Nota per i suoi spettacolari belvedere, su una costa monumentale, caratterizzata dalla presenza dei suggestivi trabocchi, San Vito è rinomata per essere stata testimone della grande passione che D’Annunzio visse proprio in questi luoghi con Elvira Leoni. Affacciandosi sullo strapiombo del promontorio delle ginestre, si può scoprire il trabocco descritto dal Vate “proteso sugli scogli, simile a un mostro in agguato, con i suoi cento arti”. Poco prima della deviazione per il belvedere, proprio sulla statale 16, c’è l’Eremo Dannunziano: la casa colonica dove il Vate si rifugiò con la sua amante e dove ideò la tragedia “Il trionfo della Morte”. Antico borgo fortificato, Sanctum Vitum, per molto tempo rimase legato al destino dell’Abbazia di San Giovanni in Venere. A causa della sua distruzione ad opera del conte di Manoppello, i monaci benedettini donarono il borgo alla città di Lanciano che, consapevole del dono che le era stato fatto, migliorò lo scalo marino e fece di San Vito il punto di forza dei suoi traffici commerciali. Con la fase di declino del commercio legato alle fiere il porto di San Vito non fu più utilizzato e fu venduto come feudo. Nell’epoca risorgimentale il paese si è contraddistinto per la sua lotta contro l’egemonia dei Borboni.

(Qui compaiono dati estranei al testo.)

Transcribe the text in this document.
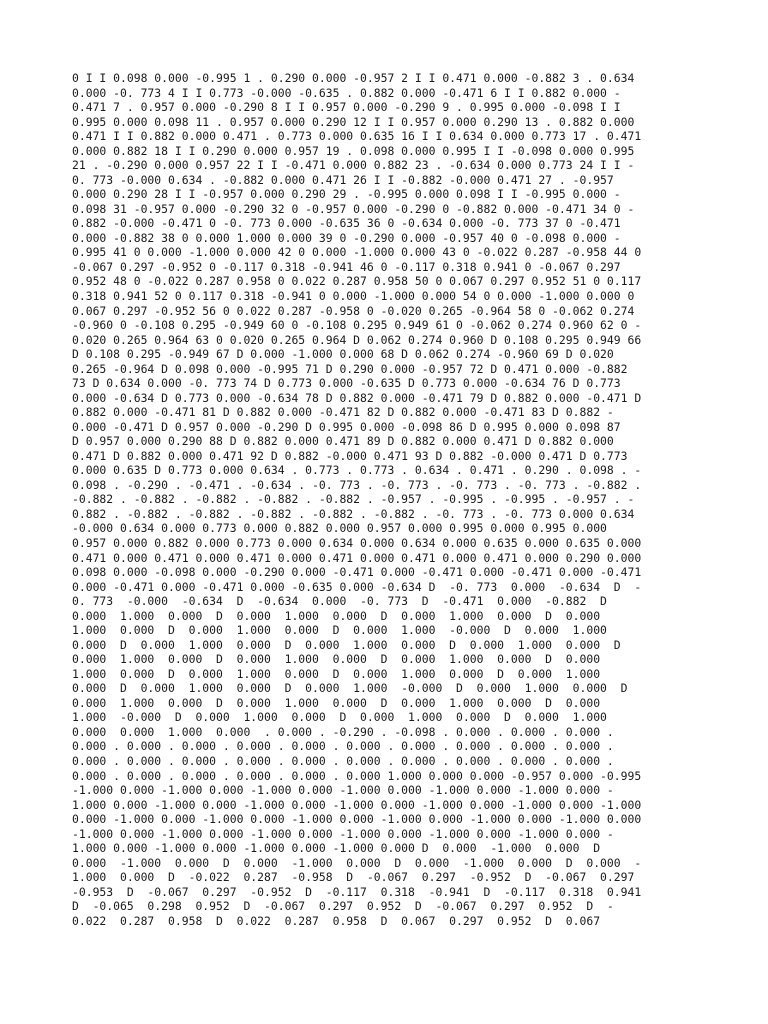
0 I I 0.098 0.000 -0.995 1 . 0.290 0.000 -0.957 2 I I 0.471 0.000 -0.882 3 . 0.634
0.000 -0. 773 4 I I 0.773 -0.000 -0.635 . 0.882 0.000 -0.471 6 I I 0.882 0.000 -
0.471 7 . 0.957 0.000 -0.290 8 I I 0.957 0.000 -0.290 9 . 0.995 0.000 -0.098 I I
0.995 0.000 0.098 11 . 0.957 0.000 0.290 12 I I 0.957 0.000 0.290 13 . 0.882 0.000
0.471 I I 0.882 0.000 0.471 . 0.773 0.000 0.635 16 I I 0.634 0.000 0.773 17 . 0.471
0.000 0.882 18 I I 0.290 0.000 0.957 19 . 0.098 0.000 0.995 I I -0.098 0.000 0.995
21 . -0.290 0.000 0.957 22 I I -0.471 0.000 0.882 23 . -0.634 0.000 0.773 24 I I -
0. 773 -0.000 0.634 . -0.882 0.000 0.471 26 I I -0.882 -0.000 0.471 27 . -0.957
0.000 0.290 28 I I -0.957 0.000 0.290 29 . -0.995 0.000 0.098 I I -0.995 0.000 -
0.098 31 -0.957 0.000 -0.290 32 0 -0.957 0.000 -0.290 0 -0.882 0.000 -0.471 34 0 -
0.882 -0.000 -0.471 0 -0. 773 0.000 -0.635 36 0 -0.634 0.000 -0. 773 37 0 -0.471
0.000 -0.882 38 0 0.000 1.000 0.000 39 0 -0.290 0.000 -0.957 40 0 -0.098 0.000 -
0.995 41 0 0.000 -1.000 0.000 42 0 0.000 -1.000 0.000 43 0 -0.022 0.287 -0.958 44 0
-0.067 0.297 -0.952 0 -0.117 0.318 -0.941 46 0 -0.117 0.318 0.941 0 -0.067 0.297
0.952 48 0 -0.022 0.287 0.958 0 0.022 0.287 0.958 50 0 0.067 0.297 0.952 51 0 0.117
0.318 0.941 52 0 0.117 0.318 -0.941 0 0.000 -1.000 0.000 54 0 0.000 -1.000 0.000 0
0.067 0.297 -0.952 56 0 0.022 0.287 -0.958 0 -0.020 0.265 -0.964 58 0 -0.062 0.274
-0.960 0 -0.108 0.295 -0.949 60 0 -0.108 0.295 0.949 61 0 -0.062 0.274 0.960 62 0 -
0.020 0.265 0.964 63 0 0.020 0.265 0.964 D 0.062 0.274 0.960 D 0.108 0.295 0.949 66
D 0.108 0.295 -0.949 67 D 0.000 -1.000 0.000 68 D 0.062 0.274 -0.960 69 D 0.020
0.265 -0.964 D 0.098 0.000 -0.995 71 D 0.290 0.000 -0.957 72 D 0.471 0.000 -0.882
73 D 0.634 0.000 -0. 773 74 D 0.773 0.000 -0.635 D 0.773 0.000 -0.634 76 D 0.773
0.000 -0.634 D 0.773 0.000 -0.634 78 D 0.882 0.000 -0.471 79 D 0.882 0.000 -0.471 D
0.882 0.000 -0.471 81 D 0.882 0.000 -0.471 82 D 0.882 0.000 -0.471 83 D 0.882 -
0.000 -0.471 D 0.957 0.000 -0.290 D 0.995 0.000 -0.098 86 D 0.995 0.000 0.098 87
D 0.957 0.000 0.290 88 D 0.882 0.000 0.471 89 D 0.882 0.000 0.471 D 0.882 0.000
0.471 D 0.882 0.000 0.471 92 D 0.882 -0.000 0.471 93 D 0.882 -0.000 0.471 D 0.773
0.000 0.635 D 0.773 0.000 0.634 . 0.773 . 0.773 . 0.634 . 0.471 . 0.290 . 0.098 . -
0.098 . -0.290 . -0.471 . -0.634 . -0. 773 . -0. 773 . -0. 773 . -0. 773 . -0.882 .
-0.882 . -0.882 . -0.882 . -0.882 . -0.882 . -0.957 . -0.995 . -0.995 . -0.957 . -
0.882 . -0.882 . -0.882 . -0.882 . -0.882 . -0.882 . -0. 773 . -0. 773 0.000 0.634
-0.000 0.634 0.000 0.773 0.000 0.882 0.000 0.957 0.000 0.995 0.000 0.995 0.000
0.957 0.000 0.882 0.000 0.773 0.000 0.634 0.000 0.634 0.000 0.635 0.000 0.635 0.000
0.471 0.000 0.471 0.000 0.471 0.000 0.471 0.000 0.471 0.000 0.471 0.000 0.290 0.000
0.098 0.000 -0.098 0.000 -0.290 0.000 -0.471 0.000 -0.471 0.000 -0.471 0.000 -0.471
0.000 -0.471 0.000 -0.471 0.000 -0.635 0.000 -0.634 D  -0. 773  0.000  -0.634  D  -
0. 773  -0.000  -0.634  D  -0.634  0.000  -0. 773  D  -0.471  0.000  -0.882  D
0.000  1.000  0.000  D  0.000  1.000  0.000  D  0.000  1.000  0.000  D  0.000
1.000  0.000  D  0.000  1.000  0.000  D  0.000  1.000  -0.000  D  0.000  1.000
0.000  D  0.000  1.000  0.000  D  0.000  1.000  0.000  D  0.000  1.000  0.000  D
0.000  1.000  0.000  D  0.000  1.000  0.000  D  0.000  1.000  0.000  D  0.000
1.000  0.000  D  0.000  1.000  0.000  D  0.000  1.000  0.000  D  0.000  1.000
0.000  D  0.000  1.000  0.000  D  0.000  1.000  -0.000  D  0.000  1.000  0.000  D
0.000  1.000  0.000  D  0.000  1.000  0.000  D  0.000  1.000  0.000  D  0.000
1.000  -0.000  D  0.000  1.000  0.000  D  0.000  1.000  0.000  D  0.000  1.000
0.000  0.000  1.000  0.000  . 0.000 . -0.290 . -0.098 . 0.000 . 0.000 . 0.000 .
0.000 . 0.000 . 0.000 . 0.000 . 0.000 . 0.000 . 0.000 . 0.000 . 0.000 . 0.000 .
0.000 . 0.000 . 0.000 . 0.000 . 0.000 . 0.000 . 0.000 . 0.000 . 0.000 . 0.000 .
0.000 . 0.000 . 0.000 . 0.000 . 0.000 . 0.000 1.000 0.000 0.000 -0.957 0.000 -0.995
-1.000 0.000 -1.000 0.000 -1.000 0.000 -1.000 0.000 -1.000 0.000 -1.000 0.000 -
1.000 0.000 -1.000 0.000 -1.000 0.000 -1.000 0.000 -1.000 0.000 -1.000 0.000 -1.000
0.000 -1.000 0.000 -1.000 0.000 -1.000 0.000 -1.000 0.000 -1.000 0.000 -1.000 0.000
-1.000 0.000 -1.000 0.000 -1.000 0.000 -1.000 0.000 -1.000 0.000 -1.000 0.000 -
1.000 0.000 -1.000 0.000 -1.000 0.000 -1.000 0.000 D  0.000  -1.000  0.000  D
0.000  -1.000  0.000  D  0.000  -1.000  0.000  D  0.000  -1.000  0.000  D  0.000  -
1.000  0.000  D  -0.022  0.287  -0.958  D  -0.067  0.297  -0.952  D  -0.067  0.297
-0.953  D  -0.067  0.297  -0.952  D  -0.117  0.318  -0.941  D  -0.117  0.318  0.941
D  -0.065  0.298  0.952  D  -0.067  0.297  0.952  D  -0.067  0.297  0.952  D  -
0.022  0.287  0.958  D  0.022  0.287  0.958  D  0.067  0.297  0.952  D  0.067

Da vedere: la Chiesa di S.Vito, con facciata del XVI sec.; la chiesa di S.Maria del porto (XVI sec.); il Palazzo Baronale (XIV sec.); la chiesa di S.Rocco (XIV sec.) nella frazione di S.Apollinare ed infine l’Eremo dannunziano; presso la località Murata Bassa è possibile visitare gli interessanti resti archeologici di una Villa romana risalente al I sec. a.C.

Da gustare: le seppie ripiene alla san vitese; i tacconcini al sugo di pesce e “Lu rintrocele”(pasta fatta a mano e tagliata con uno speciale matterello). Carciofo di Cupello, una varietà detta “mezzaferrata”, coltivata in territorio frentano, buonissima e dal sapore più dolce, protetta da Marchio Comunitario.

Eventi:  nel mese di maggio le tradizioni marinare danno luogo ad una celebrazione in onore della Madonna del Porto, con una processione di barche in mare.; Mercatino dell’antiquariato ogni lunedì di luglio e agosto, loc,. marina di san vito; festa della trebbiatura 17-18 luglio; Festa del Gabbiano 12-15 Agosto, Marina di San Vito.